Car c’est ce matin-là, samedi 23 août, qu’ils devaient tous les deux subir la question ordinaire et extraordinaire.


Et cela équivalait à une condamnation à mort.


Quelle mort!… Les os broyés, les chairs arrachées par des tenailles chauffées à blanc, les jambes serrées dans l’étau mortel au point que les veines éclatent et que le sang jaillisse et gicle!…


Voilà ce qui attendait les deux aventuriers. La chose devait se faire à dix heures du matin.


Ils dormaient.


Depuis six jours que le chevalier, ayant été pris devant le couvent où Dieu fut bouilli, avait rejoint son père dans ce cachot, les deux prisonniers n’avaient eu aucune nouvelle du dehors. Montluc n’était pas venu les voir. Peut-être l’ivrogne les avait-il oubliés. Ils ne voyaient même pas le geôlier, car on leur passait à boire et à manger par une sorte de chatière ménagée au bas de la porte. Le seul bruit qui leur parvînt, c’était le pas monotone et sonore d’une sentinelle sur les dalles du couloir, ou bien la crosse d’un mousquet qu’on reposait lourdement.


Les trois premiers jours, et quoi que son père lui en eût dit, le chevalier avait activement cherché un moyen d’évasion.


Il avait sondé les murs: leur épaisseur – peut-être cinq ou six pieds – défiait toute tentative; il eût fallu un an pour arriver à les percer sans le secours des instruments nécessaires – et pour aboutir où? Sans doute dans quelque cachot voisin.


Quant à la lucarne par où filtrait une lumière avare de ses rayons, il n’y avait même pas moyen d’atteindre les barreaux.


La porte était en chêne massif, bardée de fer, hérissée de clous énormes.

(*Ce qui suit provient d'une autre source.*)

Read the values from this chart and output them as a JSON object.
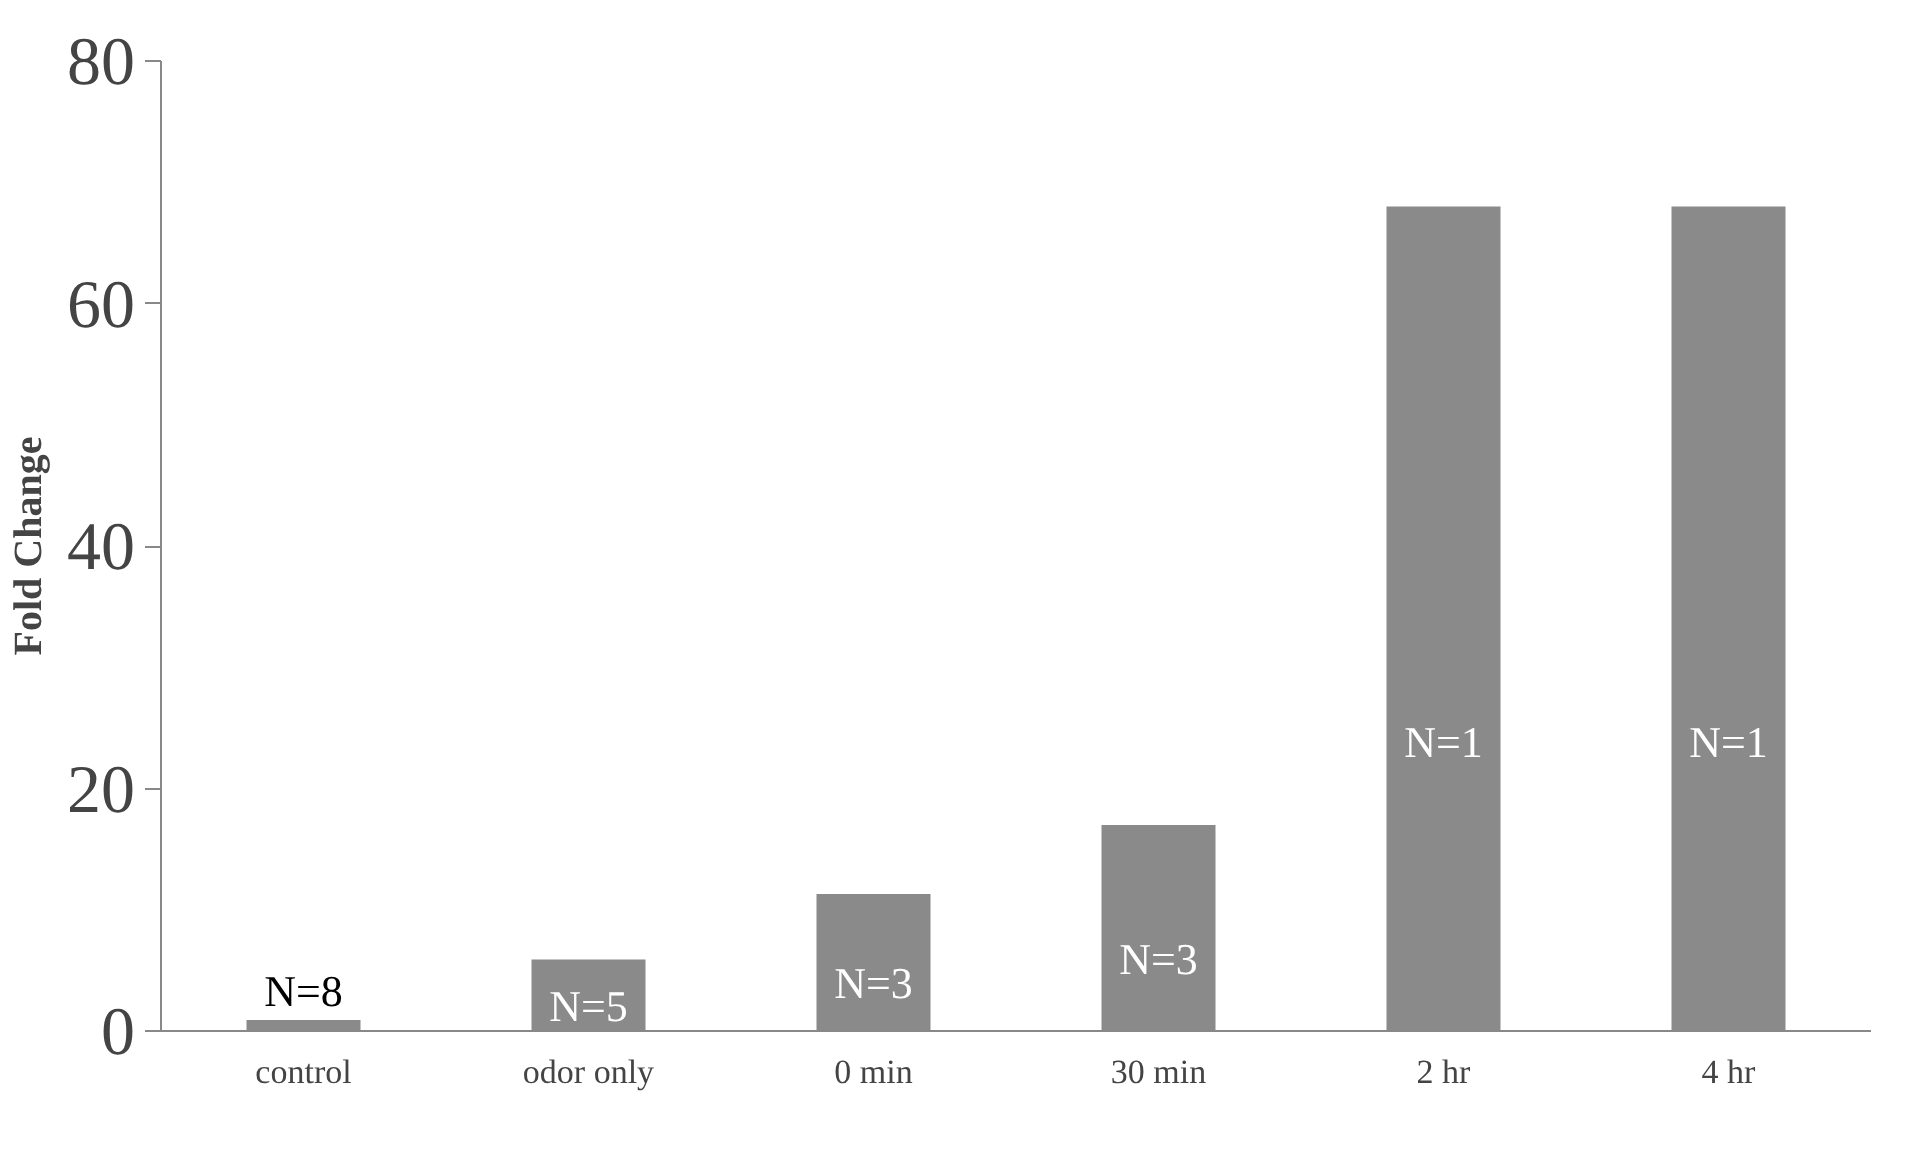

L’emploi de la force étant inutile, le chevalier songea à la ruse. Un soir, il se mit à plat ventre, la tête contre la chatière, appela la sentinelle et lui offrit cinq cents écus d’or s’il voulait l’aider à sortir, ne doutant pas que le duc de Montmorency ne payât la dette. La sentinelle répondit que M. de Montluc, le gouverneur, avait une telle défiance qu’il gardait chez lui les clés des cachots où se trouvaient les prisonniers les plus importants; que, même eût-il ces clés, lui soldat, n’ouvrirait pas pour tout l’or du royaume, vu qu’il tenait à sa tête plus encore qu’à la richesse; et enfin, que si le prisonnier lui adressait encore la parole pour quelque motif que ce fût, il se verrait dans l’obligation de faire prévenir le gouverneur, qui ne manquerait pas de faire descendre le tentateur au fond de quelque oubliette des sous-sols. Là-dessus, la sentinelle avait repris sa promenade monotone.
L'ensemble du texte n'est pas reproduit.